Der Rückweg zu meinem Baum war beschwerlicher als ich dachte, denn der Rucksack war inzwischen richtig voll. Der Morgen graute schon, als ich wieder bei ihm eintraf. Den Baum samt schwerem Rucksack zu erklimmen, stellte mich vor eine erneute Schwierigkeit, nach drei Anläufen gelang mir jedoch auch dieses Unterfangen. Ich verstaute das Obst sicher, ehe ich mich in der Astmulde verkeilte, um noch ein wenig zu schlafen. Es gelang mir nicht. Ich war viel zu aufgeregt und verspürte eine gewisse Genugtuung, weil mir gelungen war, was ich mir vorgenommen hatte. Das erste Mal, seitdem ich unter der Linde erwacht war, empfand ich eine gewisse Zufriedenheit.

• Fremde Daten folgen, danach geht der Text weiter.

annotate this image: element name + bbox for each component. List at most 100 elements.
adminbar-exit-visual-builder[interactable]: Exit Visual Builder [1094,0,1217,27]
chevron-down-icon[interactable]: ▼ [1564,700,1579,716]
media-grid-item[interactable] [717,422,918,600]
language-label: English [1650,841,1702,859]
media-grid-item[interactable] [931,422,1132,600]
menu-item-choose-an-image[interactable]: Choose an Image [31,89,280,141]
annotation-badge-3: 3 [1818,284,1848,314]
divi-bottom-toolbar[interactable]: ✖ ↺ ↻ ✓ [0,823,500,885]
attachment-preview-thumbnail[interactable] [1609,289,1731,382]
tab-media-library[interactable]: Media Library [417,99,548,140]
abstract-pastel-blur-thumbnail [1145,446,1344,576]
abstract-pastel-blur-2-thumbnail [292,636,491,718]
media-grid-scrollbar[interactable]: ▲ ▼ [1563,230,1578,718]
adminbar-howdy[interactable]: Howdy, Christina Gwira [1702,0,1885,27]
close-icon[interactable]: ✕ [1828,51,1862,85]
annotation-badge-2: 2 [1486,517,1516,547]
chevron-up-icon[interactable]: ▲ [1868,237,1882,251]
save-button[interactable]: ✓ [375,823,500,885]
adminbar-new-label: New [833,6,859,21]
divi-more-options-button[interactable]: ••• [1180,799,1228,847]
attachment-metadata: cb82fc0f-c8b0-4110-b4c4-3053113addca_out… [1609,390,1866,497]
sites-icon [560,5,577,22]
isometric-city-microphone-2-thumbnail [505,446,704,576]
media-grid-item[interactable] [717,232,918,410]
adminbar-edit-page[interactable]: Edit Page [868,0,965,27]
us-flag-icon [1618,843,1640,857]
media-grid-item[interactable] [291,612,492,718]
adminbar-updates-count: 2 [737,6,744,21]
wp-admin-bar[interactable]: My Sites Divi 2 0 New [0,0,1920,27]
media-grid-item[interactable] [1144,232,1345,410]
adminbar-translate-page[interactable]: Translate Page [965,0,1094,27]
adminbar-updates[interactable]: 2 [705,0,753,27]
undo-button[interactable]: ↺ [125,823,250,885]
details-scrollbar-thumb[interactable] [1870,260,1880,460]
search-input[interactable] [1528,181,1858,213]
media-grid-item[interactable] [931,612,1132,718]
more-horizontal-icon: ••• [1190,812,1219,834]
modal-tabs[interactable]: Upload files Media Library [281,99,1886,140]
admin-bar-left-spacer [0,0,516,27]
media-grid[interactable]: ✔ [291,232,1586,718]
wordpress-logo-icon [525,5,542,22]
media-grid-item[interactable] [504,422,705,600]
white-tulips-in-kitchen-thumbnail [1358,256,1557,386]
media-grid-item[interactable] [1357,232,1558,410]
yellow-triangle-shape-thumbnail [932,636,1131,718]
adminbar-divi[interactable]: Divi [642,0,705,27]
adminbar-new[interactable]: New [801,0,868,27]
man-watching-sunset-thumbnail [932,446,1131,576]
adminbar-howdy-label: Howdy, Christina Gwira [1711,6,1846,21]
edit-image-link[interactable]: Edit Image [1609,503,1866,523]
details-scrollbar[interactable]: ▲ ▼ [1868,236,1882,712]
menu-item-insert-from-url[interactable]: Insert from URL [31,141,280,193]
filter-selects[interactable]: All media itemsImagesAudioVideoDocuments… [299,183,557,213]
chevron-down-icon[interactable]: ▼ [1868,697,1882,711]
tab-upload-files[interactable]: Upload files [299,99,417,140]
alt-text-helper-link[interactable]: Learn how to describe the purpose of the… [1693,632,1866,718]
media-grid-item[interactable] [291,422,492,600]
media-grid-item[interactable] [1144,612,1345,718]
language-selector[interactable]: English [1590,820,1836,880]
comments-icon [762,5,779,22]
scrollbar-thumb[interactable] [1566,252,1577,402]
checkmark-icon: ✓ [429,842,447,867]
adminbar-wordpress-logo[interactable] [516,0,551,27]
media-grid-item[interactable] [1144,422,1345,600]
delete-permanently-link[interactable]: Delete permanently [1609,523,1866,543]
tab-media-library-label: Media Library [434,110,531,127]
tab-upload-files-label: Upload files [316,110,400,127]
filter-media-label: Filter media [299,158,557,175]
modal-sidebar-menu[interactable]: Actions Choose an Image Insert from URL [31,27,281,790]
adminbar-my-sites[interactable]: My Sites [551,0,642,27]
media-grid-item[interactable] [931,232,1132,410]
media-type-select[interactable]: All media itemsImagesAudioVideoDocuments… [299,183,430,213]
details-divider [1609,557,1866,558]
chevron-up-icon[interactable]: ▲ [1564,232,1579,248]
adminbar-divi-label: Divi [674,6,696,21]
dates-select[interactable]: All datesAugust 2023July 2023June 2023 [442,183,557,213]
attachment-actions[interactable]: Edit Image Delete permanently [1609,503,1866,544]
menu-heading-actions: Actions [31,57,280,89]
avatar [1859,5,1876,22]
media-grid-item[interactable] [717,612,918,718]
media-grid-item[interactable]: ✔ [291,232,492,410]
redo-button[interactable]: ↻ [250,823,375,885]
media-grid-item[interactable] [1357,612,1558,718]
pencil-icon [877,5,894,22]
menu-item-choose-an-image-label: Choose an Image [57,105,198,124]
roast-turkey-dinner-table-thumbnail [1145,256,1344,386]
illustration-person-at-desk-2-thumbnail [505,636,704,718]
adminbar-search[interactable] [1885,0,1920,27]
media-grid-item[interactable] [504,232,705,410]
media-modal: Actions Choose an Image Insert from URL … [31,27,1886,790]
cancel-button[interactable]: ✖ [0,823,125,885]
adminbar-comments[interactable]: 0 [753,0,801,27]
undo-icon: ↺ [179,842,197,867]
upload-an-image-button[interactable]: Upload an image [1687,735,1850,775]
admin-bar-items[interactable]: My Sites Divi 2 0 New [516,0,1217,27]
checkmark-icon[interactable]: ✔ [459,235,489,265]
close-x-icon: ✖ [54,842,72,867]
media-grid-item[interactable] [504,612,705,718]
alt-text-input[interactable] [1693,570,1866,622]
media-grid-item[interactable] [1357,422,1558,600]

Während ich so dasaß, die Tierwelt unter mir beobachtend, und während das Morgenrot zu erglühen begann, beschloß ich, der Sicherheit wegen alle paar Nächte einen anderen Baum zu suchen. Die Aussicht darauf war wenig verlockend. Selbstverständlich mußte der Standort im Umkreis meiner Obstbaumjagdgründe bleiben und trotzdem weit genug von der Burg entfernt, um nicht wieder aufzufallen. Es war seltsam, wie wohl ich mich jetzt fühlte, nachdem ich mich satt gegessen hatte. An diesem Morgen erschien mir alles nur halb so schrecklich, und selbst die Gedanken, daß ich damit rechnete, weitere Tage so zubringen zu müssen, schreckten mich weniger. Ich begann den Tag mit neuer Kraft und voller Tatendrang.
Talivan hatte die letzte Nacht schlecht geschlafen. Seine Gedanken kehrten immer wieder zu der seltsamen Frau zurück, obwohl er selbst sie nie gesehen hatte. Und seit einer guten Woche auch kein anderer. Trotzdem beschäftigte sie ihn. Er war sich ihrer Blicke nur zu bewußt gewesen. Außerdem beunruhigten ihn die Ritter Mruad und Rioc. Ihr Besuch letzte Woche war unheilverkündend und bedrohlich für das Reich von Artus gewesen. Er wußte genau, daß sie die Lage auskundschaften wollten, und sie würden weitere Burgen aufsuchen. Rioc hatte er noch nie leiden können. Mruad war ein Mitläufer, doch gefährlich waren sie beide. Sie verkörperten Grausamkeit und Gefühlkälte.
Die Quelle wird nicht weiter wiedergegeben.